Prophet Against Slavery by David Lester


From the Vancouver-based cartoonist who brought us 1919: A Graphic History of the Winnipeg General Strike comes a new book about one of my personal favourite figures in history: Benjamin Lay. If you know anything about the Quakers you may have heard that they were early advocates for the abolishmment of slavery in America, but that wasn’t always the case. In the mid 1700s Benjamin Lay was an outlier. He campaigned passionately and dramatically to turn the Quakers against slavery, and against oppression and cruelty of all kinds. It became his life’s work, and indeed it took his entire life to even begin to turn the tide of opinion in just his own community.
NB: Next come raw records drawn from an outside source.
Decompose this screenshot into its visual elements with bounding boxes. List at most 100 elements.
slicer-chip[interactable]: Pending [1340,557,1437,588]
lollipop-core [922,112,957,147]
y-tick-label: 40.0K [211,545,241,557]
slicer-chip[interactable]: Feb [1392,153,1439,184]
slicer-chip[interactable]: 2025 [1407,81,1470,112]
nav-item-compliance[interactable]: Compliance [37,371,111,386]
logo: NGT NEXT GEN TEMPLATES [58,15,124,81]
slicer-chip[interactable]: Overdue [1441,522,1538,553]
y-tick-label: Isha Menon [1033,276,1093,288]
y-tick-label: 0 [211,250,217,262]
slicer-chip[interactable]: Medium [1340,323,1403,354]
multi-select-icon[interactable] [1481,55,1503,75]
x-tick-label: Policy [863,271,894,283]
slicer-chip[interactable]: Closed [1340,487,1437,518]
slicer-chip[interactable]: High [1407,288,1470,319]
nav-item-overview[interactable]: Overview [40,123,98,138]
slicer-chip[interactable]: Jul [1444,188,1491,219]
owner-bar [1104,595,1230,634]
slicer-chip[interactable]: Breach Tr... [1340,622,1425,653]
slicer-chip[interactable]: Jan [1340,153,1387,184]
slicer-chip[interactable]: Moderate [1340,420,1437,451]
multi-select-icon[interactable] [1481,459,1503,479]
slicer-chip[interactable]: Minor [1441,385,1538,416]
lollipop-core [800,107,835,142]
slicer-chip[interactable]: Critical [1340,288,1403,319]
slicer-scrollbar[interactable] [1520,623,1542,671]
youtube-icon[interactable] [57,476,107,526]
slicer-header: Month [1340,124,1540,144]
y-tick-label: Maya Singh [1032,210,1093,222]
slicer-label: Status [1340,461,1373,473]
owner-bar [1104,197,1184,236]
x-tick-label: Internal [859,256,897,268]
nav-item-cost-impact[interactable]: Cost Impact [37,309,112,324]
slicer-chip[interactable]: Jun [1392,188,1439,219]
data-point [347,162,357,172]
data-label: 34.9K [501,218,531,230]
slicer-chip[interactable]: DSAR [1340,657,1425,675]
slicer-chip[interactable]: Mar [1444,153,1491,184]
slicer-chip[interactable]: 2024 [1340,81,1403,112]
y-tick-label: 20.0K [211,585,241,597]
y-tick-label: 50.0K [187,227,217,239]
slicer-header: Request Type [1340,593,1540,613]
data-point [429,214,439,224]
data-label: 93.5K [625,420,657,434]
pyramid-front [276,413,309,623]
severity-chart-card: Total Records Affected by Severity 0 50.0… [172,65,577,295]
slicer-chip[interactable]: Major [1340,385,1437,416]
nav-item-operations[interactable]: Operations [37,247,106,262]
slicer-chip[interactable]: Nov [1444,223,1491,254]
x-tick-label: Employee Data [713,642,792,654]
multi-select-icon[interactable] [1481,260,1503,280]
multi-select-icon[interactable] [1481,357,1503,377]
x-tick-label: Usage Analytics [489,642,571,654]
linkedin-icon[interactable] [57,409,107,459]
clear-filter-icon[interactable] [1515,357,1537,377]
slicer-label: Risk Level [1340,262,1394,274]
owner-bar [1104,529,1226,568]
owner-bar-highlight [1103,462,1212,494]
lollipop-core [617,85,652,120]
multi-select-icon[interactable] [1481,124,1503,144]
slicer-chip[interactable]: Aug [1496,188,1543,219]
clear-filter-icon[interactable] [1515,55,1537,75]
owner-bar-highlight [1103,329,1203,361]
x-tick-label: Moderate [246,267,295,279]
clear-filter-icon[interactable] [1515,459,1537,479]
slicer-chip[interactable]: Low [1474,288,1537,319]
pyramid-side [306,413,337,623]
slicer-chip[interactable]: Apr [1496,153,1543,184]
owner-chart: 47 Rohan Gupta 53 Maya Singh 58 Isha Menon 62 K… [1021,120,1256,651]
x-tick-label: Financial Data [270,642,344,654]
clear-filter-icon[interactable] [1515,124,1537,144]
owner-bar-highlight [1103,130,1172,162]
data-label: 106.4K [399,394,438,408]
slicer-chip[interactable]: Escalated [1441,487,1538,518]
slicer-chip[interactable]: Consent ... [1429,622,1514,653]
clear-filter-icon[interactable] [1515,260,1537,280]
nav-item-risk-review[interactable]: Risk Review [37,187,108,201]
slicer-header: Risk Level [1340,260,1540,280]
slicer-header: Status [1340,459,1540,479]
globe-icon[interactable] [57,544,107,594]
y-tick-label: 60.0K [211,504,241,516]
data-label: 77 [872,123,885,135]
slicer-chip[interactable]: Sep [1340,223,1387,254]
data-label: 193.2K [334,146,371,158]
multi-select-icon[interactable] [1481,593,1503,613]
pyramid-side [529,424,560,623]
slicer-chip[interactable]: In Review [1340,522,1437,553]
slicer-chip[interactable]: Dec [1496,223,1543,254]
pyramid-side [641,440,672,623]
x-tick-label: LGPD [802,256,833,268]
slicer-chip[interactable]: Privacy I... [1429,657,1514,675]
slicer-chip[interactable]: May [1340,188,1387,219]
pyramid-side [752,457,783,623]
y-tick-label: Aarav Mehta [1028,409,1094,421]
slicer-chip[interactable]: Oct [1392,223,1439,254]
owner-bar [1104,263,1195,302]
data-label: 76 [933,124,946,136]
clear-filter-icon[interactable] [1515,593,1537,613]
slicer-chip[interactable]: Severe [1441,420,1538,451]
But the work Quakers would do between the American Revolution and the Civil War might never have happened without Benjamin Lay shaming and haranguing Quaker slave-owners for decades.

Prophet Against Slavery follows the life and work of Benjamin Lay, detailing how he came by his radical views, the roots of the Quaker movement and why one might feel frustrated that a movement founded on truth and equality could fall so far from those ideals, and the dramatic protest tactics that made Benjamin’s campaign ultimately succeed. David’s sketchy drawing style is perfectly suited to the subject matter, reminiscent of a notebook or a journal from a past century. The book comes out from Beacon Press in November.